Pulmonary fibrosis (PF) is a group of lung conditions which cause scarring in the lungs. The cause of your lung scarring depends on your pulmonary fibrosis condition. There are around 70,000 people in the UK living with PF.

Symptoms of COPD and pulmonary fibrosis

Some of the symptoms of pulmonary fibrosis are the same as those of COPD. These include:

·       Breathlessness

·       Cough

·       Tiredness and fatigue

·       Swelling in the legs

Treatment for COPD and pulmonary fibrosis

The drug treatments for COPD and pulmonary fibrosis are different. If you have COPD, you may be given inhalers which help open up narrowed bronchial airways. Inhalers do not help PF.

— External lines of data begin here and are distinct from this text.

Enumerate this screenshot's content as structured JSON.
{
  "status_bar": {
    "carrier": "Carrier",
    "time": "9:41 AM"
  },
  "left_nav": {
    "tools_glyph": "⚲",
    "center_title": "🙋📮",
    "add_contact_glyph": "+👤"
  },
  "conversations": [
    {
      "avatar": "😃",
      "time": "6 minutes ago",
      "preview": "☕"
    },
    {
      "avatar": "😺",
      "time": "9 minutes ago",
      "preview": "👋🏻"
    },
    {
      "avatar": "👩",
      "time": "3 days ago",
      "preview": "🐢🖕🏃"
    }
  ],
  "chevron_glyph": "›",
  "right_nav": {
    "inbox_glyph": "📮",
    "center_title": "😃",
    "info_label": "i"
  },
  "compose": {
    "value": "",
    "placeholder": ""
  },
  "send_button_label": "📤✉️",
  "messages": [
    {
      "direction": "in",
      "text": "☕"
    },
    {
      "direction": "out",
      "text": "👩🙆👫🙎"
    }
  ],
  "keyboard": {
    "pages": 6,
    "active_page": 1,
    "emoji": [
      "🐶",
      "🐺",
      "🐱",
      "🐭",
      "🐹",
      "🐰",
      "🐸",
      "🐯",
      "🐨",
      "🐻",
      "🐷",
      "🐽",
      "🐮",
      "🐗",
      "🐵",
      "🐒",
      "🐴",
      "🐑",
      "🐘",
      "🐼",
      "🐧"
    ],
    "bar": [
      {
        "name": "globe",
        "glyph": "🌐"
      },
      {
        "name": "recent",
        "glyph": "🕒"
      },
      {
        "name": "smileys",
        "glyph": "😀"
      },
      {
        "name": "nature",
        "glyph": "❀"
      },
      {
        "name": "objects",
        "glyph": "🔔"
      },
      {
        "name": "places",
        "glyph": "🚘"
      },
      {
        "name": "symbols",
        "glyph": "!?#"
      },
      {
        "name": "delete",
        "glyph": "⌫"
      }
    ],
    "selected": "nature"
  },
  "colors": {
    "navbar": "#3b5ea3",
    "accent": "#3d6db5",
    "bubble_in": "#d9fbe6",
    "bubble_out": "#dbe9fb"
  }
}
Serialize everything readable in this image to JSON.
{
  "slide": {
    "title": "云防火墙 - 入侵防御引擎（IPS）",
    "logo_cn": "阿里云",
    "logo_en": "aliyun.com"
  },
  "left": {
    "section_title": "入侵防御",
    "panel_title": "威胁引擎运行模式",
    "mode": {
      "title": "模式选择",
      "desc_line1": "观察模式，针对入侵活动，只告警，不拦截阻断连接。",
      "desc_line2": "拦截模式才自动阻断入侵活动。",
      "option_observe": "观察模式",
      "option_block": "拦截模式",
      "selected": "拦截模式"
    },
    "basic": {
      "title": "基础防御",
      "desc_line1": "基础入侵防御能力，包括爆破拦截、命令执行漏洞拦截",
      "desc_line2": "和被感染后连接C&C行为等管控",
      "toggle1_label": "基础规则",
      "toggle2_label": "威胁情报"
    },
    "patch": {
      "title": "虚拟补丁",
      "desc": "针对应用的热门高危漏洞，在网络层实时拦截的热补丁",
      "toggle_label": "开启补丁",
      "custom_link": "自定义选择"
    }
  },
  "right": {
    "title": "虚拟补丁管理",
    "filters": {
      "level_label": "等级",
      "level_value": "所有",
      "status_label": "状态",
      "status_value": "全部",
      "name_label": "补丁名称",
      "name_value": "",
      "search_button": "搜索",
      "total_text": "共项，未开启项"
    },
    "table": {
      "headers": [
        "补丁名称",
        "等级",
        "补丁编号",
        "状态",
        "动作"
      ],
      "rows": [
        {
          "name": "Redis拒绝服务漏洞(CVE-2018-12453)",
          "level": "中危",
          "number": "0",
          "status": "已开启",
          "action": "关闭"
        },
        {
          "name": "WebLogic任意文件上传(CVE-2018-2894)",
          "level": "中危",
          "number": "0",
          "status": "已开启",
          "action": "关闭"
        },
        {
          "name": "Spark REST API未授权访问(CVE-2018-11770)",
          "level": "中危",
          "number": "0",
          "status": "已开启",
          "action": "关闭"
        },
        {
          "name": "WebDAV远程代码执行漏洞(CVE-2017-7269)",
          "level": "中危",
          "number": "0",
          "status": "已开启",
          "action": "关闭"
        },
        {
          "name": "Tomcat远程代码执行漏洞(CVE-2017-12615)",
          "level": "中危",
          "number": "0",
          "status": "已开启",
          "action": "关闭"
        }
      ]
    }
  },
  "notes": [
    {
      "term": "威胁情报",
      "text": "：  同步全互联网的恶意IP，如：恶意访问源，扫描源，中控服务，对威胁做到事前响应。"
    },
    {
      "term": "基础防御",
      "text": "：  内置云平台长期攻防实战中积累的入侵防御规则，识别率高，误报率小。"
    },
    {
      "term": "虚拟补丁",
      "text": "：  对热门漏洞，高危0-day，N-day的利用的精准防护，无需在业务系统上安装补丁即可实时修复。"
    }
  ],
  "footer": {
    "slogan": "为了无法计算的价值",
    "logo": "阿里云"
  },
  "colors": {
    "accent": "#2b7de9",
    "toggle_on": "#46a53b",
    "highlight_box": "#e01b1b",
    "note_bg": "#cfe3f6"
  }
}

Pulmonary fibrosis patients may receive anti-fibrotic drugs and other drug treatments. It is also possible to have COPD and pulmonary fibrosis (sometimes referred to as combined pulmonary fibrosis and emphysema, CPFE) and so you could receive treatments for both conditions.

Non-drug treatments for COPD and pulmonary fibrosis are the same – including pulmonary rehabilitation for breathlessness and oxygen for low oxygen levels.

Outlook for COPD and pulmonary fibrosis

COPD and pulmonary fibrosis are both life-limiting diseases. You can find and join a support group to help you manage your lung condition.